Saturday, September 1, 2012

Starry Sky over Yosemite

A dark sky full of stars has been mystic, appealing  and attractive to me. I can look at the sky for minutes without doing anything or thinking about anything.

During our eight day Sequoia, King Canyon, Yosemite Trip, despite the varying weather at day time, the sky seems to be always clear at night, and it was dark. Thus we had plenty of chances to see a dark sky full of stars. One night at Sequoia, Justin and I looked the starry sky as we walked to hotel room from WiFi area.. The second day at Yosemite, after the hike to the top of Nevada Fall, Justin went to WiFi area, Nicolas was reading in the tent house, Lily and I walked outside to watch the starry sky.

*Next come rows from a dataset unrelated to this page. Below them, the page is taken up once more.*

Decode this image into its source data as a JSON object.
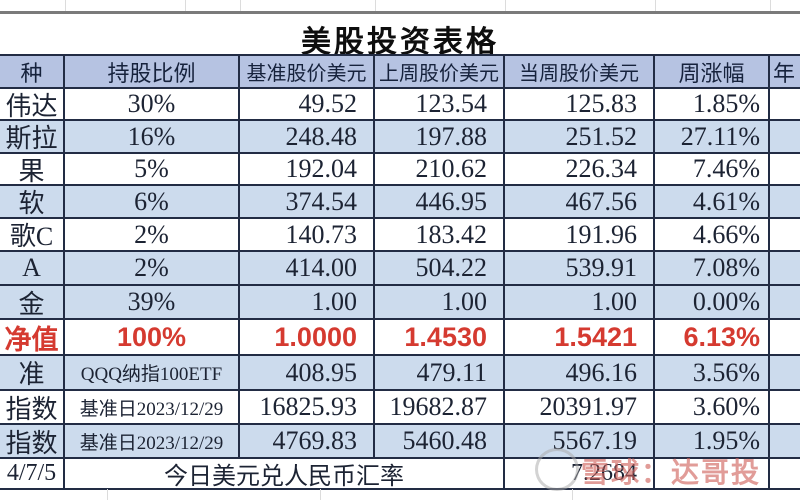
{
  "title": "美股投资表格",
  "watermark": {
    "text": "雪球：达哥投"
  },
  "table": {
    "headers": [
      "种",
      "持股比例",
      "基准股价美元",
      "上周股价美元",
      "当周股价美元",
      "周涨幅",
      "年"
    ],
    "rows": [
      {
        "name": "伟达",
        "ratio": "30%",
        "base": "49.52",
        "last": "123.54",
        "current": "125.83",
        "change": "1.85%",
        "shade": false,
        "highlight": false
      },
      {
        "name": "斯拉",
        "ratio": "16%",
        "base": "248.48",
        "last": "197.88",
        "current": "251.52",
        "change": "27.11%",
        "shade": true,
        "highlight": false
      },
      {
        "name": "果",
        "ratio": "5%",
        "base": "192.04",
        "last": "210.62",
        "current": "226.34",
        "change": "7.46%",
        "shade": false,
        "highlight": false
      },
      {
        "name": "软",
        "ratio": "6%",
        "base": "374.54",
        "last": "446.95",
        "current": "467.56",
        "change": "4.61%",
        "shade": true,
        "highlight": false
      },
      {
        "name": "歌C",
        "ratio": "2%",
        "base": "140.73",
        "last": "183.42",
        "current": "191.96",
        "change": "4.66%",
        "shade": false,
        "highlight": false
      },
      {
        "name": "A",
        "ratio": "2%",
        "base": "414.00",
        "last": "504.22",
        "current": "539.91",
        "change": "7.08%",
        "shade": true,
        "highlight": false
      },
      {
        "name": "金",
        "ratio": "39%",
        "base": "1.00",
        "last": "1.00",
        "current": "1.00",
        "change": "0.00%",
        "shade": true,
        "highlight": false
      },
      {
        "name": "净值",
        "ratio": "100%",
        "base": "1.0000",
        "last": "1.4530",
        "current": "1.5421",
        "change": "6.13%",
        "shade": false,
        "highlight": true
      },
      {
        "name": "准",
        "ratio": "QQQ纳指100ETF",
        "base": "408.95",
        "last": "479.11",
        "current": "496.16",
        "change": "3.56%",
        "shade": true,
        "highlight": false
      },
      {
        "name": "指数",
        "ratio": "基准日2023/12/29",
        "base": "16825.93",
        "last": "19682.87",
        "current": "20391.97",
        "change": "3.60%",
        "shade": false,
        "highlight": false
      },
      {
        "name": "指数",
        "ratio": "基准日2023/12/29",
        "base": "4769.83",
        "last": "5460.48",
        "current": "5567.19",
        "change": "1.95%",
        "shade": true,
        "highlight": false
      }
    ],
    "footer": {
      "date": "4/7/5",
      "label": "今日美元兑人民币汇率",
      "rate": "7.2684"
    }
  },
  "colors": {
    "header_bg": "#b6c3e2",
    "shade_bg": "#ccdbed",
    "border": "#222c44",
    "highlight_red": "#d53a30"
  }
}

The best star gazing time we had during the trip was on the third day of our visit to Yosemite. That day we participated a night ranger program "starry skies over Yosemite" starting at 9pm. We were lucky to star gazing that night -the sky was darker, the stars were brighter to naked eyes because it was "new Moon" - no Moon in the sky,

As we waited for the ranger to come, the Sun set, stars started to show up in the sky - initially I could only see a handful stars overhead. As it was approaching 9pm, our surrounding was totally dark - I could barely see my own hands, and the sky was full of stars, I could easily see the Milky Way.

The ranger hosting the event lead us to a softball field near Yosemite Fall for star gazing.

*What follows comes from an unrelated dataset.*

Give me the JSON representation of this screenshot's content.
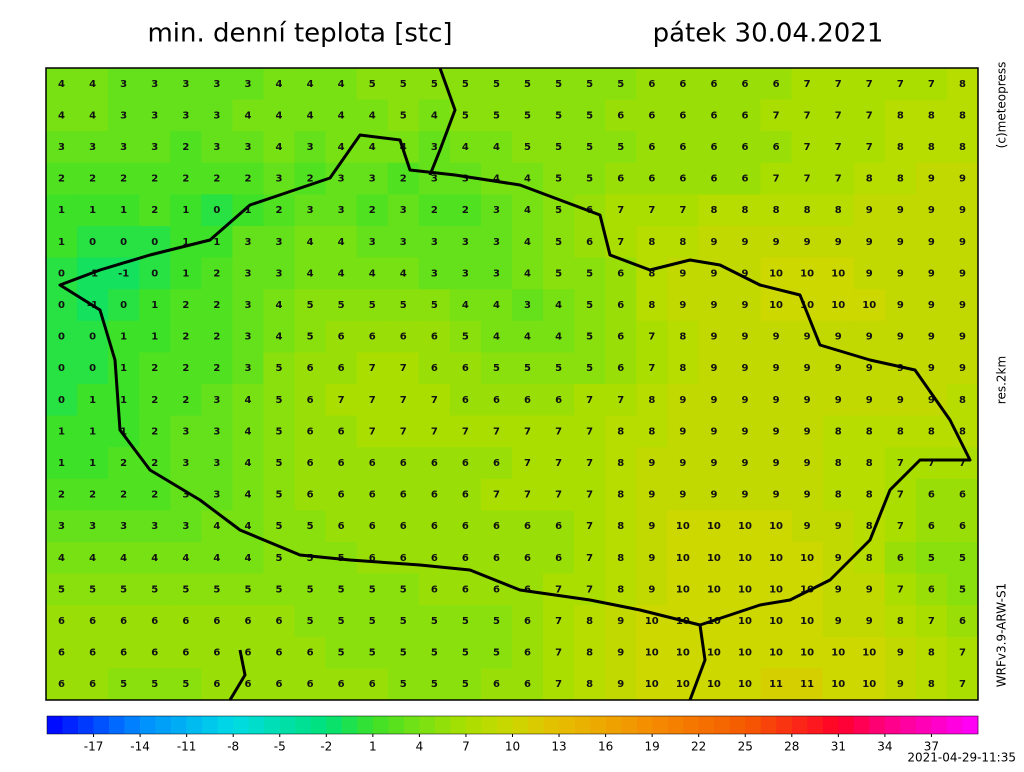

Tarps were laid on the ground, and we were asked to lie flat on the tarps and look at the sky.

Lying flat on the tarp totally changed our perspectives: we only saw the sky, no surrounding reference. The sky was full of bright stars. There was this huge group of stars right on top us, seemingly in a light fog - that is our galaxy - the milky way. Away from milky way, the stars were not as densely populated. "how do you feel?" the ranger asked us, "feel really small" - was the most common answer.

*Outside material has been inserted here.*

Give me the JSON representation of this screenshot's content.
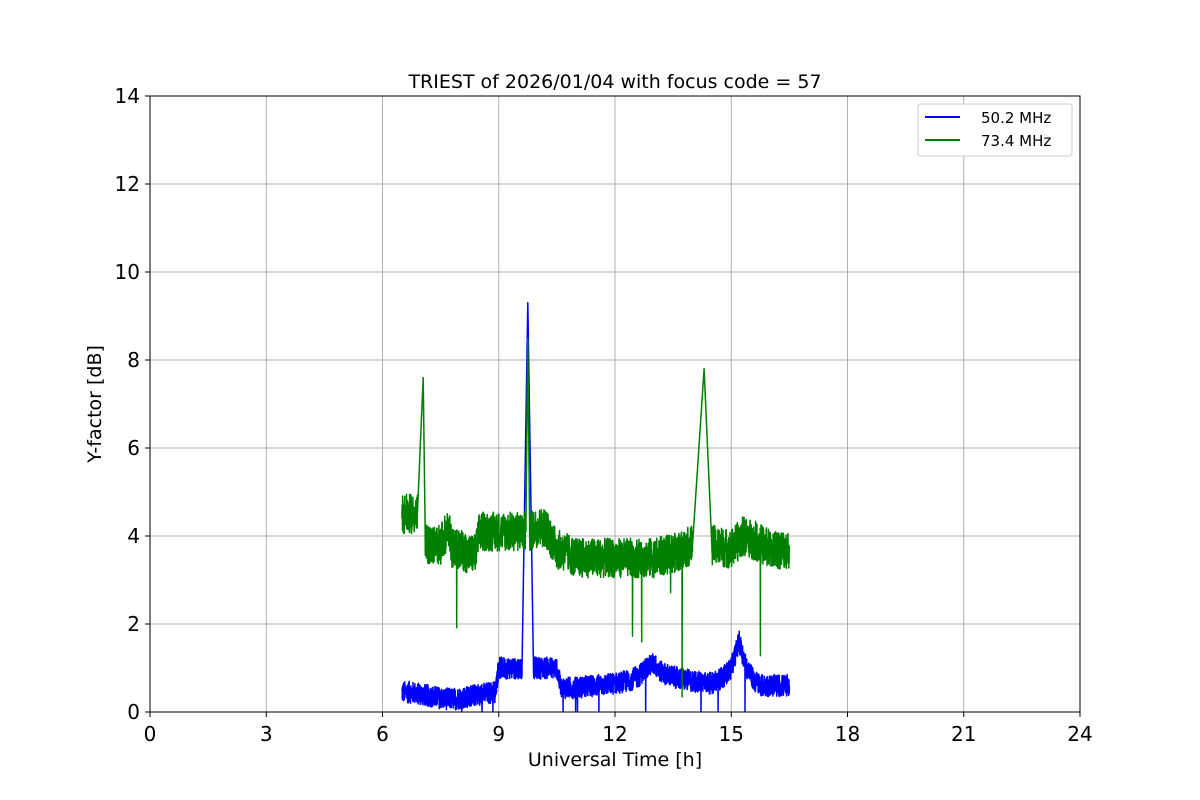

Indeed we are small even only compared to the sheer size of our own galaxy: the Milky Way is 100,000–120,000 light-years in diameter, the earth's distance to Sun is only ~ 8 light minutes; our Sun is a like a drop of water in the "ocean" of Milky Way which contains 200 - 400 billion stars

The brightest star in the Sky, Sirius, is more than 8 light years away. The Sirius we saw was what it was more than 8 years ago. As the ranger talked about some very basic constellations, big dipper, little dipper, ...and important stars - such north star - a shooting star swept through the sky - a split of a second, it disappeared. "Wow".  The ranger digressed, asking us the size of a shooting star, someone in the audience answered "size of a grain of sand"!

Since we were at the floor of Yosemite Valley, the surrounding mountains blocked the stars near horizon - such as the bottom of the big dipper. It was nevertheless a beautiful night: dark sky, bright stars.- a night full of wonder of nature.